WSKT Masuk 19 BUMN Berpendapatan Besar versi Fortune

JAKARTA – PT Waskita Karya (Persero) Tbk masuk ke Fortune Indonesia 100. Daftar yang mana memuat 100 perusahaan terbaik pada Indonesia itu dirilis Fortune Indonesia.
Fortune Indonesia 100 disusun berdasarkan perkembangan kemudian kinerja perusahaan sepanjang 2023. Dalam daftar tersebut, Fortune Indonesia mencatatkan total pendapatan Waskita Karya sebesar Simbol Rupiah 10,9 triliun pada tahun lalu.
Kemudian total asetnya tercatat sebesar Rupiah 95,6 triliun, dengan jumlah agregat karyawan sebanyak 2.361 jiwa. sementara nilai ekuitasnya sebesar Mata Uang Rupiah 5,28 triliun.
Menteri Badan Usaha Milik Negara (BUMN) Erick Thohir menyebutkan, ada 19 perusahaan milik negara yang dimaksud masuk jajaran perusahaan berpendapatan terbesar versi Fortune Indonesia 100. Daftar ini, kata dia, menunjukkan peran BUMN bagi perekonomian negara.
“19 perusahaan BUMN ini memberikan kontribusi 50 persen dari total pendapatan Fortune Indonesia 100. Ini adalah menunjukkan BUMN memiliki peran penting sebagai lokomotif penggerak ekonomi Indonesia, BUMN untuk Indonesia,” ujar Erick disitir melalui akun Instagramnya, Hari Sabtu (17/8/2024).
Corporate Secretary Waskita Karya Ermy Puspa Yunita mengatakan, Waskita terus berazam mengupayakan perekonomian Indonesia. Sebagai BUMN Konstruksi, sambungnya, perseroan berkontribusi pada memperkuat pembangunan infrastruktur Indonesia dengan mengutamakan keberlanjutan bisnis.
“Capaian itu akan menambah semangat Waskita untuk semakin meningkatkan produktivitas dan7 kinerja.
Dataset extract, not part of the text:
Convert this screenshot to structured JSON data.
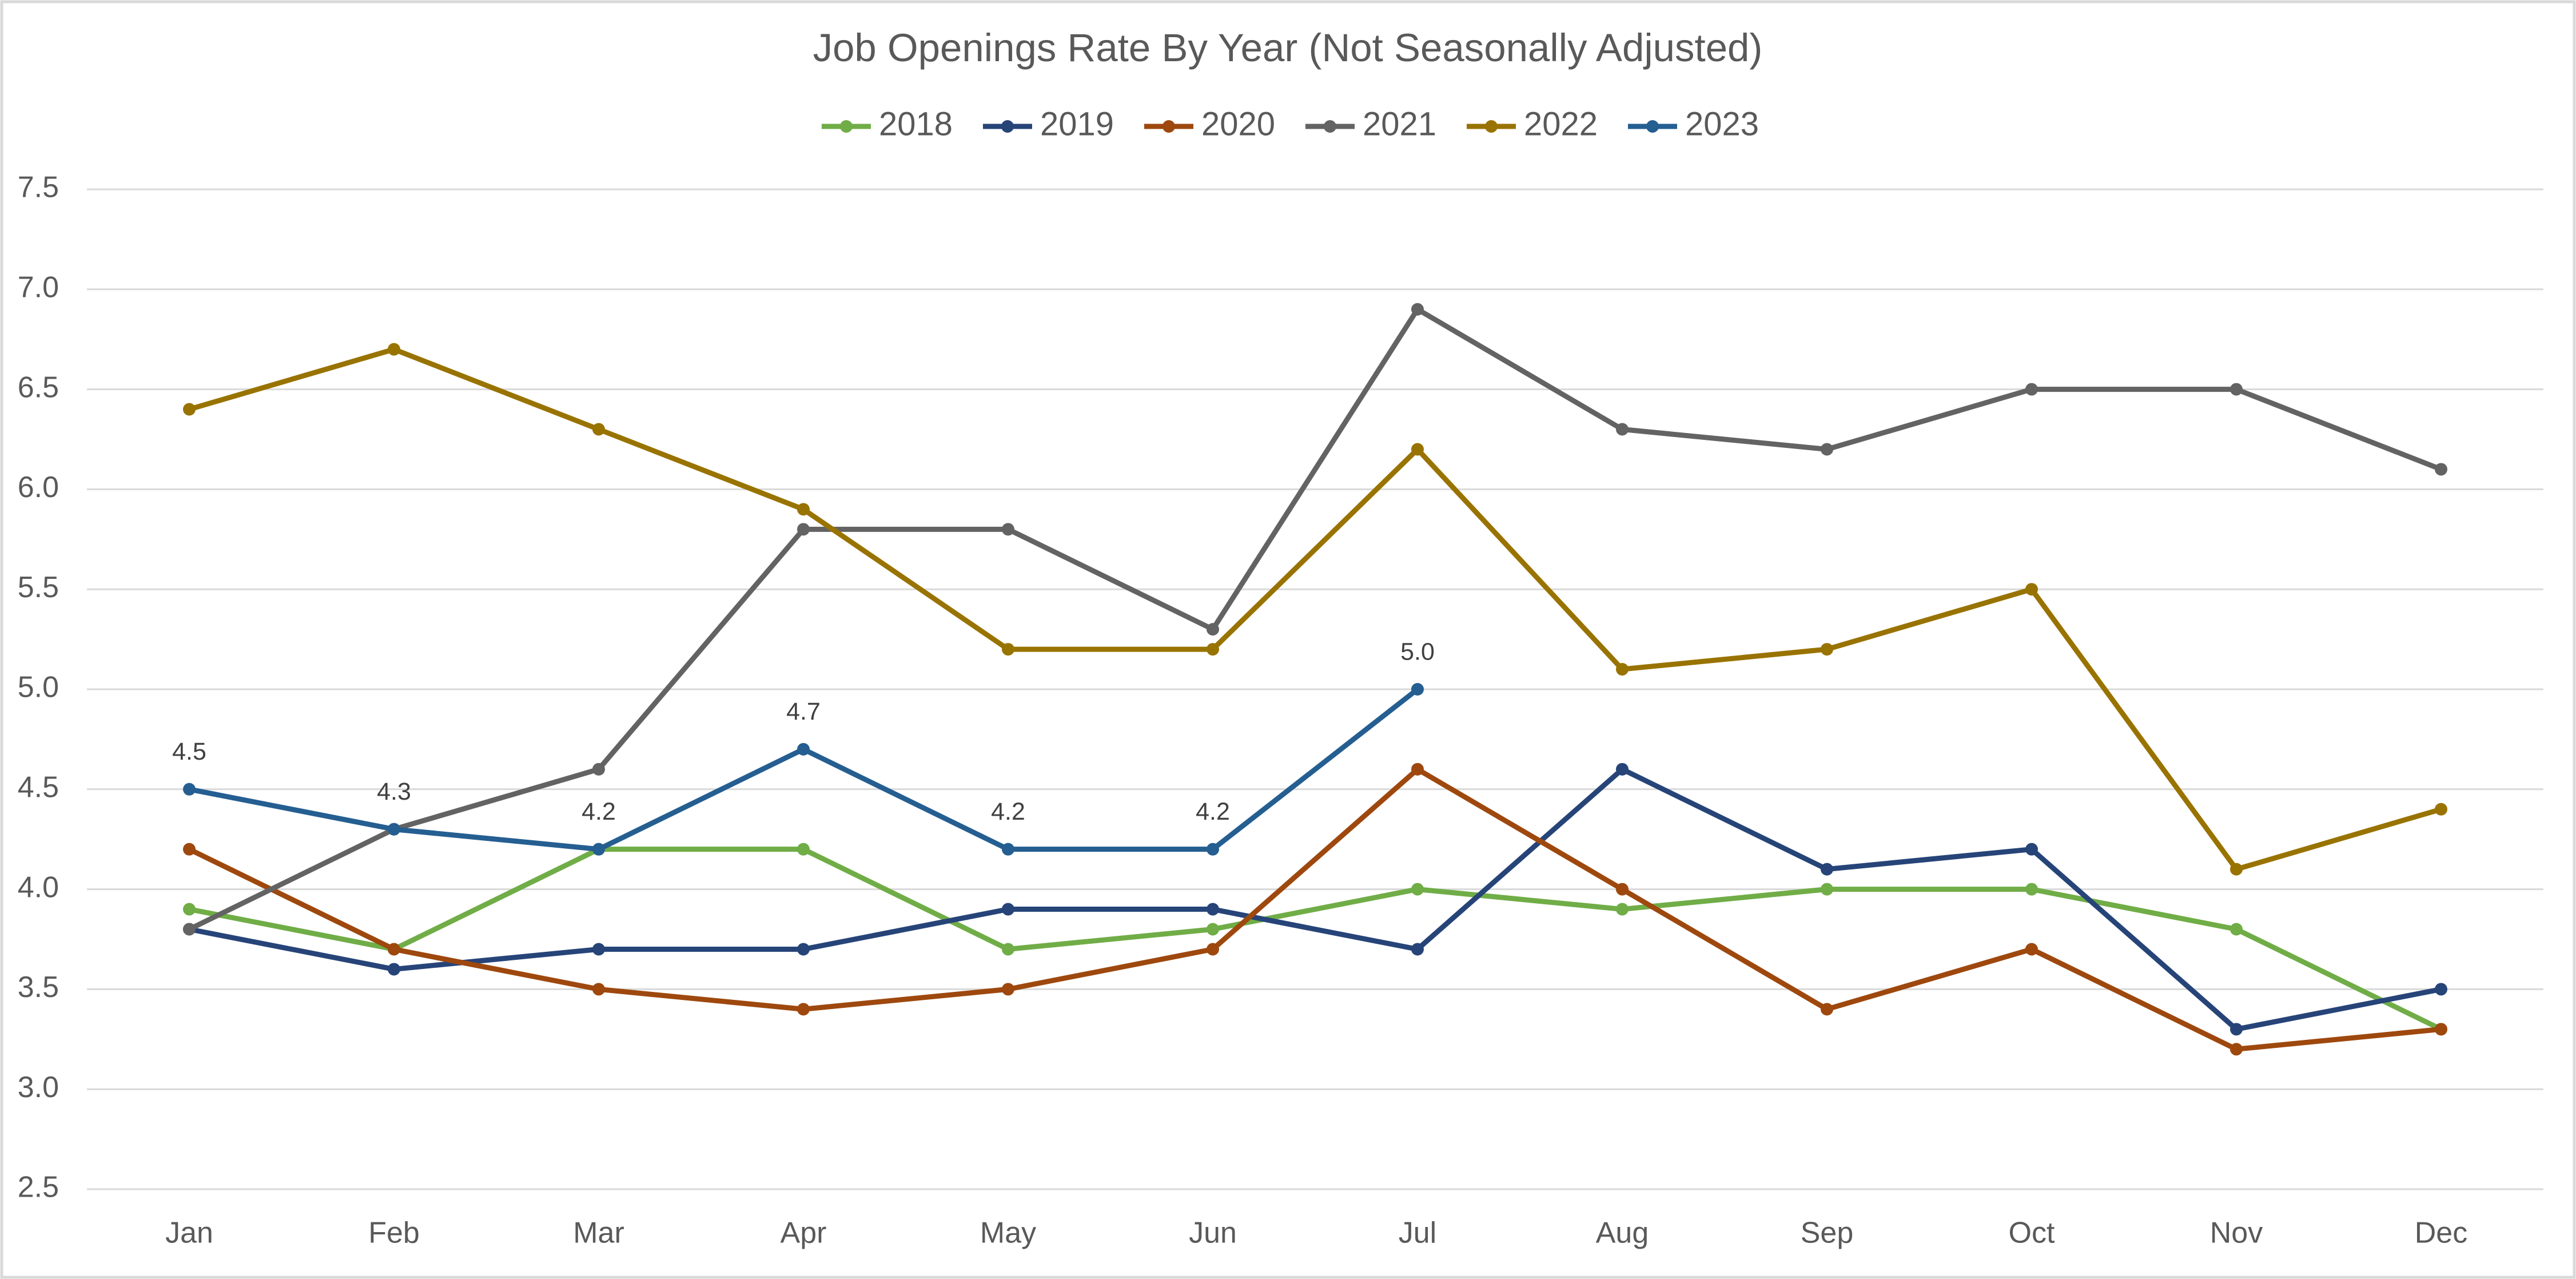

Penghargaan ini sekaligus memacu Waskita agar terus bertransformasi lalu berazam di penguatan tata kelola atau Good Corporate Governance (GCG) dan juga manajemen risiko pada seluruh proses bisnis,” kata Ermy.
Dia menambahkan, dengan mengedepankan nilai AHLAK, Waskita terus berupaya menjadi BUMN yang dimaksud bermanfaat bagi publik luas. Dijelaskan, sekarang perusahaan berkode saham WSKT yang disebutkan sedang fokus meningkatkan kinerja keuangan.
Pada kuartal II 2024, Waskita Karya mengantongi pendapatan sebesar Simbol Rupiah 4,47 triliun. Pendapatan itu ditopang dari jasa proses pembuatan sebesar Mata Uang Rupiah 3,12 triliun. Ada pula transaksi jual beli beton atau precast yang tersebut berkontribusi sebesar Simbol Rupiah 610,96 miliar terhadap pendapatan perseroan. Kemudian ditambah oleh pendapatan jalan tol yang mana mencapai Simbol Rupiah 563,34 miliar.
Selanjutnya, kinerja Gross Profit Margin (GPM) perusahaan naik menjadi 13,3 persen secara tahunan atau year on year (yoy) dari sebelumnya sebesar 8,8 persen. Dijelaskan, kenaikan itu seiring profil proyek yang tersebut tambahan baik teristimewa proyek Ibu Pusat Kota Nusantara (IKN), sehingga menyokong optimalisasi kemajuan proses pembuatan serta lean project. Ada 12 proyek IKN yang digunakan dikerjakan Waskita, nilai kontraknya sebesar Simbol Rupiah 7,7 triliun.
Baca Juga: Fortune Perilisan 100 Korporasi Terbesar di area Indonesia, Total Pendapatan Tembus Rp5.606 Trilyun
Ermy menambahkan, per Juli 2024 Waskita sudah mengerjakan 83 proyek PSN. Sebanyak 64 dalam antaranya telah selesai, seperti jalan tol Serpong-Cinere lalu Pemalang-Batang. Sementara 19 proyek lainnya masih pada proses pembangunan, di area antaranya Bendungan Temef kemudian LRT DKI Jakarta Fase 1B (Velodrome-Manggarai).